In today’s post, we’re going to discuss several important traits that most of the today’s great business leaders have in common. Without further ado, let’s get started:
Great leaders are self-motivating themselves on a consistent basis. Obviously, because they’re the leaders, the one in charge, they never expect anyone to motivate them. They assume this responsibility and strive hard to keep themselves stimulated and motivated.
Average leaders need external motivation like praises, rewards, or other “bonuses”. That certainly can’t be good for a company, as the leader himself should be the strongest motivator amongst all.
"Self-motivation isn’t that hard to attain; it all starts with the acknowledgment that you have it all in you. Do you need some extra motivation? Start focusing and working on yourself!" - Kevin Trevino, CFO at ResumesPlanet writing service.
High Levels of Self-Esteem & Self-Confidence
There’s quite a difference between self-esteem and self-confidence. A self-confident individual has a lot of faith in his/her abilities to complete a task, succeed with something, win a game, or attract an opposite sex member. Therefore, self-confidence reflects the way you “feel” about your abilities.
Self-esteem, on the other hand, is all about how you feel about yourself overall. It refers to how you appreciate your own worth. Therefore, an individual who has high self-esteem will never feel discouraged during competitions or will never doubt his role in his organization.
Well, great leaders possess both of these qualities. Without them, leading other people would be truly difficult and challenging.
Passion. A mentor of mine once said, “Work with passion so work becomes play”. See…without loving what you do, your professional life will bring a lot of trouble and negative vibes along the way. Back to our difference between leaders and great leaders.
Great leaders are very passionate about leading. They “have it in their blood”, and they’re extremely comfortable doing it. They have the passion of managing other professionals in the best possible manner so that their company will grow and flourish under their eyes.

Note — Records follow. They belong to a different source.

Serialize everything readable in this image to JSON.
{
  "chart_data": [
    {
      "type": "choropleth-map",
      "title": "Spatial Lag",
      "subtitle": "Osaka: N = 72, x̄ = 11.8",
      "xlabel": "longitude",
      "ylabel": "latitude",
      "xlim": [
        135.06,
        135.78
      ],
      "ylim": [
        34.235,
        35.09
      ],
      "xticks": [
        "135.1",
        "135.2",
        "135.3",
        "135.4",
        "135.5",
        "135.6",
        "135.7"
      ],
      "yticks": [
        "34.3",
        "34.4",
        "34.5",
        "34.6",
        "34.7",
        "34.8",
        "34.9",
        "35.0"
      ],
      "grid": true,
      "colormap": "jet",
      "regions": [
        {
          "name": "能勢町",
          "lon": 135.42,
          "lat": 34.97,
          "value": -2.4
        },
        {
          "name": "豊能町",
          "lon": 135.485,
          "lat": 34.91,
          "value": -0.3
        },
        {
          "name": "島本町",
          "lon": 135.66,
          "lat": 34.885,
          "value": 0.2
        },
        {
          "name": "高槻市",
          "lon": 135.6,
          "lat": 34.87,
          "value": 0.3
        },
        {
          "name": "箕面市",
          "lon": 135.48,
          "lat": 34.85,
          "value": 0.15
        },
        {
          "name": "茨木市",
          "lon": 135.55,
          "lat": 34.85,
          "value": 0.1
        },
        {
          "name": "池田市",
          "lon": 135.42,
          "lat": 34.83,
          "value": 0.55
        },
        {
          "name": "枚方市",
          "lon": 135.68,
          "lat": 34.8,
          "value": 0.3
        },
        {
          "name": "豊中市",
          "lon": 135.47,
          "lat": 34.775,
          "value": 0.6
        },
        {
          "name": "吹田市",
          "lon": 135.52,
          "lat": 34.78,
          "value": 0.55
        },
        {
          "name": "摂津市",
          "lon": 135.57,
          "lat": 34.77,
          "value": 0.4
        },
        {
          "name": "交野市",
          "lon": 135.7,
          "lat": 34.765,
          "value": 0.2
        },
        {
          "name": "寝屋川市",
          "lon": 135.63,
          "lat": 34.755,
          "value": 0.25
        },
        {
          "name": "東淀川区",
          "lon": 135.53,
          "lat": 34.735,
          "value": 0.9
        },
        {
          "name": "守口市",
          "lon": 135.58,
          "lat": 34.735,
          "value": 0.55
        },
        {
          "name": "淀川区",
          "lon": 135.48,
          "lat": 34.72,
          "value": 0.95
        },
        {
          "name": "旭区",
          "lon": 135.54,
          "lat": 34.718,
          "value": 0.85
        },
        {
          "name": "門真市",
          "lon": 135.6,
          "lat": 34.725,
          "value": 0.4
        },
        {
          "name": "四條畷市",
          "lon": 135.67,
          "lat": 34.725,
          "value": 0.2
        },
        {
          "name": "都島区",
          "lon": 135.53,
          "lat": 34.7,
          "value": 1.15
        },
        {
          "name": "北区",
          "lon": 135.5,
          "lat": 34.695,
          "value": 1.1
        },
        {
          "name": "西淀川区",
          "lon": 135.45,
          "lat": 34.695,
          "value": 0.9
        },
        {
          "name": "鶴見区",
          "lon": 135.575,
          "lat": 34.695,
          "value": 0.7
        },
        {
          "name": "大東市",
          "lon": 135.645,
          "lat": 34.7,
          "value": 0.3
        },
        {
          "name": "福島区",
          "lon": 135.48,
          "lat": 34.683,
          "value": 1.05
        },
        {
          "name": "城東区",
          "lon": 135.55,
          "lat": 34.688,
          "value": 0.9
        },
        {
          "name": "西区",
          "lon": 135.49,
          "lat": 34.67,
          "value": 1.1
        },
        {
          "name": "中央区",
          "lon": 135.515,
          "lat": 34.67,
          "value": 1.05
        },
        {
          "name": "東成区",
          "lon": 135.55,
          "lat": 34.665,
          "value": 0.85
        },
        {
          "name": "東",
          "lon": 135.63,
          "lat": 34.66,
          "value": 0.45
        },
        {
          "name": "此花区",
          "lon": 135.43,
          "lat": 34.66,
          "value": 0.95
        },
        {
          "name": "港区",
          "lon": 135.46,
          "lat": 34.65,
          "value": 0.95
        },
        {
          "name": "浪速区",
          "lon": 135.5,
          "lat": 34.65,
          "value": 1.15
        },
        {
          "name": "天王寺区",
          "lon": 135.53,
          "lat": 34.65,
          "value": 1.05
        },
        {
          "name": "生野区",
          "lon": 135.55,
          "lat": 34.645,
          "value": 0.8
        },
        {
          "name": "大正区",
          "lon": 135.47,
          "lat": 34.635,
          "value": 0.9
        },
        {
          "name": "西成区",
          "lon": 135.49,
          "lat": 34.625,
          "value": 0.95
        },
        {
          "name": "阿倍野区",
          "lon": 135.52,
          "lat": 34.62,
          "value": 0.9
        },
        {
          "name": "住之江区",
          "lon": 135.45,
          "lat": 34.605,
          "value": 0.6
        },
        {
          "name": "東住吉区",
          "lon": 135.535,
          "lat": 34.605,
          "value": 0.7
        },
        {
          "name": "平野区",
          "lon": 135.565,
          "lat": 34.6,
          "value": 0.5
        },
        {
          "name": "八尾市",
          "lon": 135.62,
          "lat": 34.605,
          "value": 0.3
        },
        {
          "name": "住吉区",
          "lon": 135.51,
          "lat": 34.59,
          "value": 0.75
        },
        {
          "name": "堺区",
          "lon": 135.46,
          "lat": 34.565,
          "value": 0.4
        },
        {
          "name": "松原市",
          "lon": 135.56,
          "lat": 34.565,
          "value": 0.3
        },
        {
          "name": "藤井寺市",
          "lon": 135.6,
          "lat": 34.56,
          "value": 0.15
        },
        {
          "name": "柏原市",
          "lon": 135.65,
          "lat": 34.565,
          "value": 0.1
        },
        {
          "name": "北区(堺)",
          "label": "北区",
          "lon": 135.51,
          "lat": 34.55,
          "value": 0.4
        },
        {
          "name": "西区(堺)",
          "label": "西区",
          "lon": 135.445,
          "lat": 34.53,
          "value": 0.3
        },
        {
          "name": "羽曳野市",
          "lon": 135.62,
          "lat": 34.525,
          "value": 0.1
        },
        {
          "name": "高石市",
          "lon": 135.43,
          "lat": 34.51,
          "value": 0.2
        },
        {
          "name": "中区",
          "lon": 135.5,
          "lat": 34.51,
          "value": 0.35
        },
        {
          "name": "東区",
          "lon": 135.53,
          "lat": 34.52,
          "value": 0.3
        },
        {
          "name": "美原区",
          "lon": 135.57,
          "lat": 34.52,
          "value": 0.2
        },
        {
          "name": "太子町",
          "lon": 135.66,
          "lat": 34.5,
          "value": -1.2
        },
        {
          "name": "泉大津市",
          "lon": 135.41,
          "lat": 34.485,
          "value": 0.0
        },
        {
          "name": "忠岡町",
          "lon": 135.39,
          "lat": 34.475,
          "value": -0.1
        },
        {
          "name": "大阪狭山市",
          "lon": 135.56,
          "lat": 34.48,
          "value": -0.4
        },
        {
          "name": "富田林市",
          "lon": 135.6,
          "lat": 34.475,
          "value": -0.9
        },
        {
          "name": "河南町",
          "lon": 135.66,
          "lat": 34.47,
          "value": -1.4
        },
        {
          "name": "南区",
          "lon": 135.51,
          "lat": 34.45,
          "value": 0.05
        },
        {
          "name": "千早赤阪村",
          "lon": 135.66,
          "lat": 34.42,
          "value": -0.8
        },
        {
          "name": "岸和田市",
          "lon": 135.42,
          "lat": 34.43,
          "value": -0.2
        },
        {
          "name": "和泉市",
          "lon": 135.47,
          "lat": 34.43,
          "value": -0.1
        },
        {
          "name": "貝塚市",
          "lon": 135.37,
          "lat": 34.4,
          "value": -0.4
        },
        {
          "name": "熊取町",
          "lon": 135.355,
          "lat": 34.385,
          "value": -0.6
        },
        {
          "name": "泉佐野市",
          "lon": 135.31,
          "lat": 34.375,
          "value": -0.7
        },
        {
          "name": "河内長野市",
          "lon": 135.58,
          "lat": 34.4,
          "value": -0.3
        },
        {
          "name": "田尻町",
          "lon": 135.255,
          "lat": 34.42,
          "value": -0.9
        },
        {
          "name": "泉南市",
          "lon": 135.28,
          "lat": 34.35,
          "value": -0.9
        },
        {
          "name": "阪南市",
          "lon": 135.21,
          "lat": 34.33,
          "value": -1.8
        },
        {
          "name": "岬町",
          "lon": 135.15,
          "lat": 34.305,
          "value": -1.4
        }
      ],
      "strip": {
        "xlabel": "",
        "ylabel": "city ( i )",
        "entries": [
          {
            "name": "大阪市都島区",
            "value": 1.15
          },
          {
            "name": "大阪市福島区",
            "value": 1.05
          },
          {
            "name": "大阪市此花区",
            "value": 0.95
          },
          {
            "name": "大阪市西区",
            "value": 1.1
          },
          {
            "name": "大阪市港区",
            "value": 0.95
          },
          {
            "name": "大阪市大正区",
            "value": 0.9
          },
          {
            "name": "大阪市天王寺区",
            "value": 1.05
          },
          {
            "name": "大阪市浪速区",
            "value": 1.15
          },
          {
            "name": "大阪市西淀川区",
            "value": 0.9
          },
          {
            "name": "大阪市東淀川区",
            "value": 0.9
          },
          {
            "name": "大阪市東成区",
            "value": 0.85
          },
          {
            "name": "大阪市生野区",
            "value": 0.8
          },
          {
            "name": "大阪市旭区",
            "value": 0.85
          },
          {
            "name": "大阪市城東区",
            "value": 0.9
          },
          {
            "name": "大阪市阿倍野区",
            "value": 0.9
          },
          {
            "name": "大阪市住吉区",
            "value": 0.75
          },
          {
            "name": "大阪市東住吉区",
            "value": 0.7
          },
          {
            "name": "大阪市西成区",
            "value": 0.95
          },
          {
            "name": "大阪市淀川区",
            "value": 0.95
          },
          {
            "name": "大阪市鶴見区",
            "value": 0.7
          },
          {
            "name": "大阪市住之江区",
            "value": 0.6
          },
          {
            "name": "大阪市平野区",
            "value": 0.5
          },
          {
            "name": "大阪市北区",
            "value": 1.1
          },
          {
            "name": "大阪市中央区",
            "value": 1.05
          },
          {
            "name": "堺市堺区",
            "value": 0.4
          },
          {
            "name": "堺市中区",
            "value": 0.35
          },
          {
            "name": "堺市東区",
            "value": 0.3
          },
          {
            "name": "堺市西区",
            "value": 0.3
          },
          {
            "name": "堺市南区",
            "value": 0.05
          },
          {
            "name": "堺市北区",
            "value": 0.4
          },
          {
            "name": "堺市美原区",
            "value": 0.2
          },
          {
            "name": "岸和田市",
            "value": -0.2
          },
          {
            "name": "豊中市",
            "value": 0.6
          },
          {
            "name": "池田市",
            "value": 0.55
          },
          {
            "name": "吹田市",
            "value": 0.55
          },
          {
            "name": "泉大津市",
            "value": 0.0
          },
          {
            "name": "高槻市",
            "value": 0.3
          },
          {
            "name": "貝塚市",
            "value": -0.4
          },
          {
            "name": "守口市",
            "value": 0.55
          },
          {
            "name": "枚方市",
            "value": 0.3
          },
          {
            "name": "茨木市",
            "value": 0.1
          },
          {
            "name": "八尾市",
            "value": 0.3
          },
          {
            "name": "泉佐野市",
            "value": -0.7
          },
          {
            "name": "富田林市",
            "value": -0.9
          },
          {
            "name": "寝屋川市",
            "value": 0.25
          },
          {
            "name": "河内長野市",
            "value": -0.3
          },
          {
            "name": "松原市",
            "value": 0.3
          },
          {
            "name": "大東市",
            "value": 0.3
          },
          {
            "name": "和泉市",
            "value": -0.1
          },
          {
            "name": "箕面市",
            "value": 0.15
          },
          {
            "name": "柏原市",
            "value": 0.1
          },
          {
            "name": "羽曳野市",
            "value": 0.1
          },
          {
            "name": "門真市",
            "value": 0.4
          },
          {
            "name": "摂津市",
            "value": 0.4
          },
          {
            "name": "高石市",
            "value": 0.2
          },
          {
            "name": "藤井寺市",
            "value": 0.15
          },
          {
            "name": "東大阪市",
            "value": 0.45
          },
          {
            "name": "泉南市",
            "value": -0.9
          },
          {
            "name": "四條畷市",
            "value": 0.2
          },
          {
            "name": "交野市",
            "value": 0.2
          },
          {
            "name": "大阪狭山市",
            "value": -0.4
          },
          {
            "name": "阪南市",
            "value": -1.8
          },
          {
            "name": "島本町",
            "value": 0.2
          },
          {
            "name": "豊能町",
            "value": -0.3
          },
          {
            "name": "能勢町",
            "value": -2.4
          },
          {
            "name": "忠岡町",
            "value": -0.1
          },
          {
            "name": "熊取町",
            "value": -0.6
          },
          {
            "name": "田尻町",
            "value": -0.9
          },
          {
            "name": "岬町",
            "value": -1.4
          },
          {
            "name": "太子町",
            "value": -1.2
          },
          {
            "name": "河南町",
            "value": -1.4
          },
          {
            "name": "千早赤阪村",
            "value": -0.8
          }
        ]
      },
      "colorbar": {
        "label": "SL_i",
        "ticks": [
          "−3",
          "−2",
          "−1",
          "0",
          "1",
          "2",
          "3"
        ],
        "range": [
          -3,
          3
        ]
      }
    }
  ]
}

Emotional Intelligence and Control
Emotional leaders will commit plenty of mistakes that might bring their companies down. To be an extraordinary leader, you need to be in full control. Besides the control over your employees and operations, you must – most importantly – be in control of your own mind and emotions.
Emotional intelligence is not such a common trait amongst today’s leaders. Still, emotional intelligence can grow if the leader is heavily interested in growing it.
Communication & Social Skills
Lastly yet most importantly, communication and social skills represent two significant qualities of a great business leader. The one who leads should be able to effectively communicate with all that he works with. Think about it:
If you can interact in the best possible manner with your employees, won’t you grow in their eyes? How about your clients? If you know how to “take them”, you’re likely to convince more of them to keep buying your products or to keep using your services. Great leaders are great communicators!
Becoming a great leader doesn’t happen overnight. Leadership is truly a journey; each journey comes with ups and downs, with sacrifices and with rewards. Please be aware that attaining leadership greatness requires high levels of commitment, persistence, consistency, and hard work. Are you really up for it?